Ritual Messengers

Featured artifacts


| Ritual figures | Mask | Stool | African symbols | Sources |


  The Royal Museum for Central Africa houses the world's richest and most famous ethnographic collections from Central Africa. The collections, exceptional for their historical value, include some artifacts from the seventeenth century, although the majority were collected around the turn of this century. Soon after the Museum was founded (1897-1898), a number of scientific missions were sent to Central Africa to explore every part of its immense territory and the first, meticulously documented collections were sent back to Tervuren. Since that time, the Museum has steadily continued to collect objects from and data about Central Africa's different ethnic groups, through missionaries or colonial authorities familiar with the scientific objectives of the Tervuren Museum.

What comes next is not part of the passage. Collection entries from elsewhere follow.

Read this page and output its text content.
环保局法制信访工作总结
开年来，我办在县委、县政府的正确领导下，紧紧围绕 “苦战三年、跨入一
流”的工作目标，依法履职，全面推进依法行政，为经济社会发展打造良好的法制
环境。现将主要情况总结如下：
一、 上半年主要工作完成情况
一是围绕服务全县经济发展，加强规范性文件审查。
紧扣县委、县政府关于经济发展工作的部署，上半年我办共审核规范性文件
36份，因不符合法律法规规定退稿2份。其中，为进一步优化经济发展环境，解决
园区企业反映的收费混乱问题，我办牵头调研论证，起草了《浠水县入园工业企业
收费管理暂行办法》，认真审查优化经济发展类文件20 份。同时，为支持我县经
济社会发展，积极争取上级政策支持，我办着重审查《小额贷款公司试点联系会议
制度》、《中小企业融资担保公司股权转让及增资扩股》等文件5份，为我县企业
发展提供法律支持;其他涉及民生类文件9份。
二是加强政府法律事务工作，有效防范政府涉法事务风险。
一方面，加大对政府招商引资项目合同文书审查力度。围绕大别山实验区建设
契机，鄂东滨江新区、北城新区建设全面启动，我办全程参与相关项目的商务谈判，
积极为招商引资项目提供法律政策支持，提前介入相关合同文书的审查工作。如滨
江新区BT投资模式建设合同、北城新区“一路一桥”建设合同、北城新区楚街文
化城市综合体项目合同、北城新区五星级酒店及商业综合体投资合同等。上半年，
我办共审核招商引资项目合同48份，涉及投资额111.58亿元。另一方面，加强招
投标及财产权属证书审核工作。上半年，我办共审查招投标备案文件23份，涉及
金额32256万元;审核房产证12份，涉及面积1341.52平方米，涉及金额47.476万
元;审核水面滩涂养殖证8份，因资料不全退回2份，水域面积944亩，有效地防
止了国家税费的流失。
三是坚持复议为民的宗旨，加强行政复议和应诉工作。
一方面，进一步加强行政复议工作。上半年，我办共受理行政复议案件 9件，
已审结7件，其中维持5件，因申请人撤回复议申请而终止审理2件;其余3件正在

More recently, this work has been carried out by Museum staff during ethnographic missions. So it is that research continues relentlessly, yet in a manner that respects African cultures and adheres to a strict code of ethics.

In selecting the treasures for this particular exhibition, aesthetic value and rarity, as well as anthropological context were decisive factors, and for this reason some recently made objects have been included (one was collected as recently as 1991). Because the wealth of the Museum's ethnographic collections lies first and foremost in its huge — and often very ancient — collections of the Kongo and Luba peoples, these two cultural groups are well represented in the exhibition.